The two bidders are eying Northern Iron's high quality iron ore mine in Norway, at a time when benchmark iron ore prices are falling, hitting their lowest level in more than two-and-a-half years on Friday.
Northern Iron said the new offer from Prominvest, pegged at a cash price of A$1.42 a share, was both indicative and highly conditional.
The offer was just above a sweetened A$1.40 per share bid last week by Aditya Birla worth A$518 million. [ID:nL4E8IO077]. Northern Iron's shares closed at A$1.04 on Friday, rising 30 percent for the week.
Northern Iron (NFE) said it planned to allow Aditya Birla to examine its books, and would make the same offer to Prominvest if it withdrew a request for exclusive access.
"Subject to one or both of Aditya Birla Group and Prominvest participating in the due diligence process, NFE will engage with each relevant party to determine whether a binding proposal can be agreed," the Australian firm said in a statement.
Northern Iron owns the Sydvaranger iron ore mine in northern Norway.
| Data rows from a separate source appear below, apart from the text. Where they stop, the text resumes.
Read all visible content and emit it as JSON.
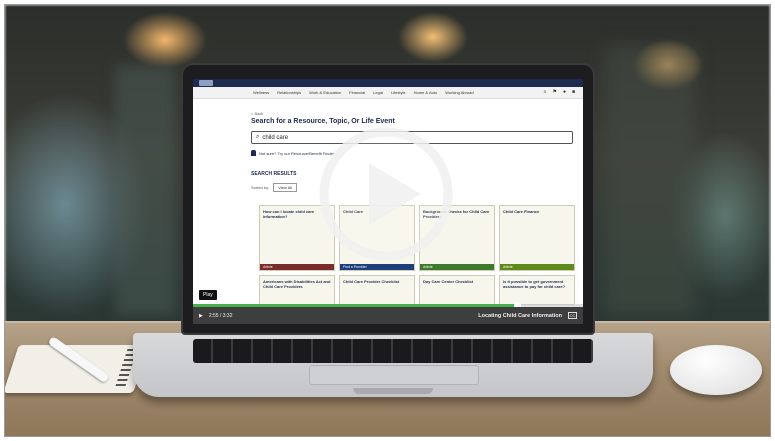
{
  "site": {
    "nav_items": [
      "Wellness",
      "Relationships",
      "Work & Education",
      "Financial",
      "Legal",
      "Lifestyle",
      "Home & Auto",
      "Working Abroad"
    ],
    "back_link": "< Back",
    "heading": "Search for a Resource, Topic, Or Life Event",
    "search_value": "child care",
    "tip": "Not sure? Try our Resource/Benefit Finder",
    "results_heading": "SEARCH RESULTS",
    "filter_label": "Sorted by:",
    "filter_value": "View All",
    "cards": [
      {
        "title": "How can I locate child care information?",
        "tag": "Article",
        "tag_color": "#7a2b2b"
      },
      {
        "title": "Child Care",
        "tag": "Find a Provider",
        "tag_color": "#1d3f7a"
      },
      {
        "title": "Background Checks for Child Care Providers",
        "tag": "Article",
        "tag_color": "#3f7a2b"
      },
      {
        "title": "Child Care Finance",
        "tag": "Article",
        "tag_color": "#5e8a1a"
      }
    ],
    "cards_row2": [
      "Americans with Disabilities Act and Child Care Providers",
      "Child Care Provider Checklist",
      "Day Care Center Checklist",
      "Is it possible to get government assistance to pay for child care?"
    ]
  },
  "player": {
    "play_tooltip": "Play",
    "time": "2:55 / 3:32",
    "video_title": "Locating Child Care Information",
    "cc_label": "CC",
    "progress": 0.83,
    "accent": "#47b04b"
  }
}
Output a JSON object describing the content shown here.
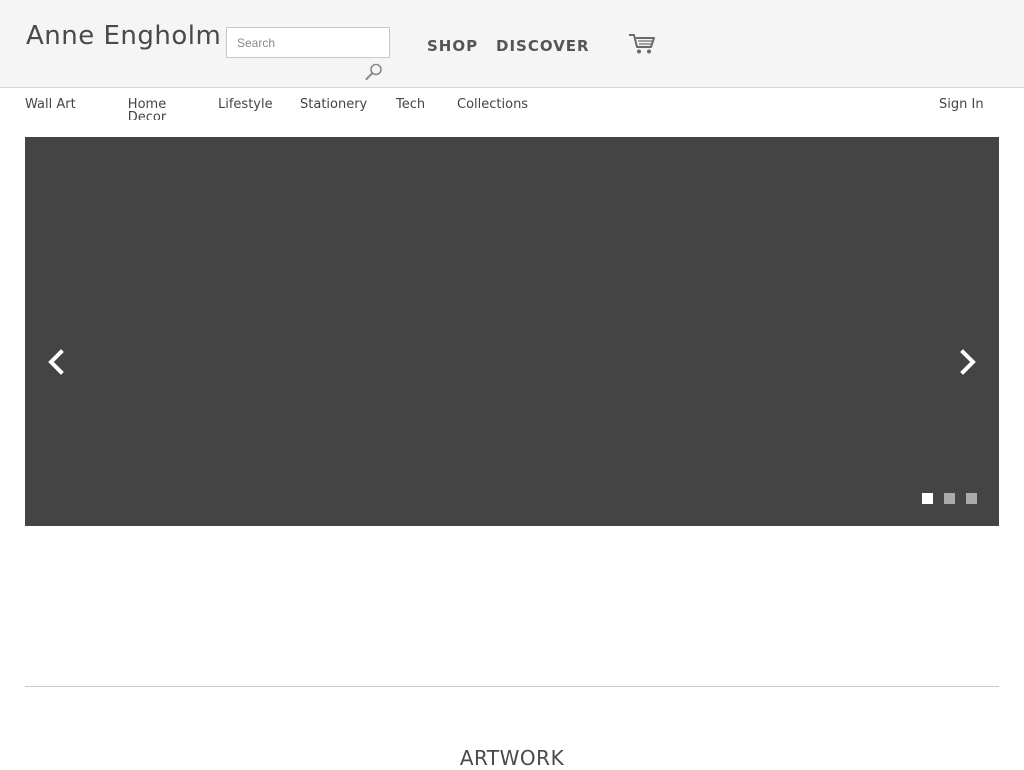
{
  "header": {
    "site_title": "Anne Engholm",
    "search": {
      "placeholder": "Search",
      "value": ""
    },
    "links": {
      "shop": "SHOP",
      "discover": "DISCOVER"
    },
    "icons": {
      "search": "magnifier-icon",
      "cart": "cart-icon"
    }
  },
  "nav": {
    "items": [
      "Wall Art",
      "Home Decor",
      "Lifestyle",
      "Stationery",
      "Tech",
      "Collections"
    ],
    "sign_in": "Sign In"
  },
  "carousel": {
    "background": "#444444",
    "current_slide": 1,
    "slide_count": 3,
    "icons": {
      "prev": "chevron-left-icon",
      "next": "chevron-right-icon"
    }
  },
  "section": {
    "title": "ARTWORK"
  }
}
It produced 501,000 metric tons of iron ore in the first quarter of 2012 and in late May said second-quarter output would be similar. Sales of its ore are spread across a range of steel mill customers worldwide, according to the company.
Analysts said the mine's resource stands at 450 million metric tons and has an operating life of around 19 years. Northern Iron has offtake agreements with India's Tata Steel (TISC.NS) and China's Sinosteel.
RBC Capital markets in a report in May said based on the average resource multiple of past deals involving magnetite projects Northern Iron would fetch at least $1.30 a share though a deal could come in higher as the mine is under production.
Aditya Birla Group is a $40 billion conglomerate with a focus on metals, cement, textiles and fertilizers, according to its website. No other details about Prominvest were immediately available.